Income yearOpening adjustable valuedecline in value (deductible)
2019-2020$40,00015% - $6,000
2020-2021$34,00030% - $10,200
2021-2022$23,80030% - $7,140
2022-2023$16,60030% - $4,998
2023-2024$11,60230% - $3,480
2024-2025$8,12230% - $2,436
2025-2026$5,68630% - $1,705

When you sell or trade in your car
When you finally sell or trade in your car, part or all of the sale amount will count as income, depending on how much of its initial value you have claimed as depreciation. If you sell your car for more than what you have reported its remaining value to be, then the difference between those two amounts counts as income. Any GST which is included in the sale price of the car also counts as a GST debit.

For example let's say you bought a car for $44,000 and use it 100% for hire car work. You claim $4,000 GST credit and claim deductions using simplified depreciation as in the example above. After four years you sell the car for $15,000 including GST. You now owe $1363 in GST for the sale. In addition, you have already claimed $28,338 in depreciation deductions for this car and according to the ATO the remaining value is $11,602. The difference between $15,000 and $11,602 ($3,398) counts as profit which must be added to your taxable income.

If you have traded in the car for a new one which cost exactly the same ($44,000), with a trade in value of $15,000, then calculate $1,363 as a GST debit, $4,000 as a GST credit which will result in a $2,637 GST credit. Next, deduct $3,398 from the depreciable value of the new car, making your opening adjustable value for the new car $36,602. From there apply the general or simple depreciation method of your choosing.

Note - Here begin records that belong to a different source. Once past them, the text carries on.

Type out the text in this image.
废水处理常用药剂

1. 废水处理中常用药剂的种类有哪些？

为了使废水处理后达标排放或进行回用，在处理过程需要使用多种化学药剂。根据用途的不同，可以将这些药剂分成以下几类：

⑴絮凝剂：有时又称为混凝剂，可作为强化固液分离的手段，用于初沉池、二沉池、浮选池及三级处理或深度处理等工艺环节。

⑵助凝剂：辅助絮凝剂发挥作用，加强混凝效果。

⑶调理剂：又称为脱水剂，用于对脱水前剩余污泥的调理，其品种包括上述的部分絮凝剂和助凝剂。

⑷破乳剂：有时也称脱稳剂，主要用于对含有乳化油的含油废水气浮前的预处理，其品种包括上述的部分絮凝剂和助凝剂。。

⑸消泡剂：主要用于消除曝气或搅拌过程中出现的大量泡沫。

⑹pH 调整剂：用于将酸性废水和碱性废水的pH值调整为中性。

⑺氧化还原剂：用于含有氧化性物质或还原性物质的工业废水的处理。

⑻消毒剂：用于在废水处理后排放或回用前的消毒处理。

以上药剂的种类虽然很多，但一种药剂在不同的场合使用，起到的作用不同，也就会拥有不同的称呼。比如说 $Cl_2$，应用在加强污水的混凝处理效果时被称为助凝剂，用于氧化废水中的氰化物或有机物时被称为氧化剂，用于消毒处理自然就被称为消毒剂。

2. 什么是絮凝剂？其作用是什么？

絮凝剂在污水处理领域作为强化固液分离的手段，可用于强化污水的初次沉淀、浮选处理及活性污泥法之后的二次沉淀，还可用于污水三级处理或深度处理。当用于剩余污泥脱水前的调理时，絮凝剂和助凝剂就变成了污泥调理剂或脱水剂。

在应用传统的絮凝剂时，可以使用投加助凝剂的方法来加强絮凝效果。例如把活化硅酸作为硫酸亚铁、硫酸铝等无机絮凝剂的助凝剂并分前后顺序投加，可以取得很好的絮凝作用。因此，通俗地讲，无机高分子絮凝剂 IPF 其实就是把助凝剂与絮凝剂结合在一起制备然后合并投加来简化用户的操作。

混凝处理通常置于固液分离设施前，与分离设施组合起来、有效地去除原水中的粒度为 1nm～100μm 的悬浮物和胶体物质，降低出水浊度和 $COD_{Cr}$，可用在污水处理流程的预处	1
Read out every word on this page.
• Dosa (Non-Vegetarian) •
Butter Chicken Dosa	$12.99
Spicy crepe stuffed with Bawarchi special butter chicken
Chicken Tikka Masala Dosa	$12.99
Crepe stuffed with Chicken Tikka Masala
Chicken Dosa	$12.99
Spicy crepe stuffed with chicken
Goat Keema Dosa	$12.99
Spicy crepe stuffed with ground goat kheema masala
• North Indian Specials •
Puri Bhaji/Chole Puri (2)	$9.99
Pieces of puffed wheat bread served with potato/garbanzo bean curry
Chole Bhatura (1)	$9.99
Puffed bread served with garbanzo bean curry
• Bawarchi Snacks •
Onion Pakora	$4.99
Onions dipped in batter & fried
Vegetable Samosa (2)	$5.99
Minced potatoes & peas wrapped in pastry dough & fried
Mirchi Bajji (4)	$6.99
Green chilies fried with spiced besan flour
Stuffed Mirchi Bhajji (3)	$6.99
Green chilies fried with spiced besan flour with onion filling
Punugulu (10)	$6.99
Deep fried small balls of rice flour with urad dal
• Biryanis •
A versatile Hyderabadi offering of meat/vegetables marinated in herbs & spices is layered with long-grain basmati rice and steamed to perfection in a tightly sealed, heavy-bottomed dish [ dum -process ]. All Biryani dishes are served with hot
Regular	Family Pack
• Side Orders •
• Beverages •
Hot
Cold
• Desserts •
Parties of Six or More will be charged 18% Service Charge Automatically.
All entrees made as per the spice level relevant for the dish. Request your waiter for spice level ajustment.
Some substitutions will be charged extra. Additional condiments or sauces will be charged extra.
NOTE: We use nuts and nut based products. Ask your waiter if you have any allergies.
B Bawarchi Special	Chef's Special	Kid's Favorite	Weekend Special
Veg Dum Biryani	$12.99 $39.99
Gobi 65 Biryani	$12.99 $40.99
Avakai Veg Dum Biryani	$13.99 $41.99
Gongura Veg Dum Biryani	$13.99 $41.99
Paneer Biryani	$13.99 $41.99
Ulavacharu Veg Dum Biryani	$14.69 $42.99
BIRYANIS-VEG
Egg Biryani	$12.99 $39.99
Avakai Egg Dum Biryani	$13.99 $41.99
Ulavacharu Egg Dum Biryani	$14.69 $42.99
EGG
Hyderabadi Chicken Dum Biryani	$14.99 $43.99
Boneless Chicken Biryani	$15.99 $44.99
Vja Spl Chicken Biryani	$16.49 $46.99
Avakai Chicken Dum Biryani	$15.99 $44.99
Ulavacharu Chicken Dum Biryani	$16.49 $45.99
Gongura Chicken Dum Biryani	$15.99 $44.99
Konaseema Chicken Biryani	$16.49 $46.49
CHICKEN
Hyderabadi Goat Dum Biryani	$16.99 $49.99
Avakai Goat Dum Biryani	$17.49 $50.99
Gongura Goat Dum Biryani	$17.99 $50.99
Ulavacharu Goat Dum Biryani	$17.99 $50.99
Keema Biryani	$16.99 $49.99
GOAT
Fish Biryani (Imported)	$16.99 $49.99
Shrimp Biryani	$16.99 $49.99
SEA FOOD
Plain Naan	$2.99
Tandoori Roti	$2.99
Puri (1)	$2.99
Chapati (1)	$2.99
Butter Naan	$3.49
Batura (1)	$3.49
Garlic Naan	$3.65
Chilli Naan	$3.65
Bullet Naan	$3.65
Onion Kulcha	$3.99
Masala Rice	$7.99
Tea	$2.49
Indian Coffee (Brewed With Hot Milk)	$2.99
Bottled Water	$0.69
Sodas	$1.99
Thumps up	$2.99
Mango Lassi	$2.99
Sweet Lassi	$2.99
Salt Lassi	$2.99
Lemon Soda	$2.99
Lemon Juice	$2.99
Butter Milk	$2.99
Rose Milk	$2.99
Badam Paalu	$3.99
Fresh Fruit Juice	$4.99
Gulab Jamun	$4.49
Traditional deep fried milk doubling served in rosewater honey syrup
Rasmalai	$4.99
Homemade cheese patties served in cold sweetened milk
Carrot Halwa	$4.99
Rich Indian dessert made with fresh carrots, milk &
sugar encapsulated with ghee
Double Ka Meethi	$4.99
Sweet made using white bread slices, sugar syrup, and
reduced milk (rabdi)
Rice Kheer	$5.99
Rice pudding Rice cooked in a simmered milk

Claiming any and all other car expenses
As long as you maintain the logbook method, you can claim the business use percentage of these deductions in your tax return (exclude GST):
  • Interest paid on your car loan (get this from your loan provider's statement of account)
  • Fuel and/or charging costs for EVs or PHEVs
  • Car Insurance (including excess payments in case of smash repairs)
  • Vehicle registration
  • Maintenance (including purchases like tyres, spare parts etc)
  • Cleaning (including cleaning products)
  • Tolls
  • Parking
  • Mobile phone bills
  • In-car entertainment (Spotify)

Other expenses you can claim
  • Cost of managing tax affairs (accountant or Airtax)
  • Driver/car accreditation expenses including 100% of:
    • Commercial vehicle registration
    • Driver accreditation fees
    • Vehicle inspection costs such as Redbook
    • Driver medical checkup costs
  • Home office expenses including (small & reasonable) percentages of
    • Rent or mortgage interest
    • electricity, gas, water bills
    • Home Internet
    • Personal computer (claim GST on purchase and depreciation)
*Note: I personally claim 10% of my home bills as home office expense. Be careful claiming any more than that or your return might get flagged and/or audited which isn't good.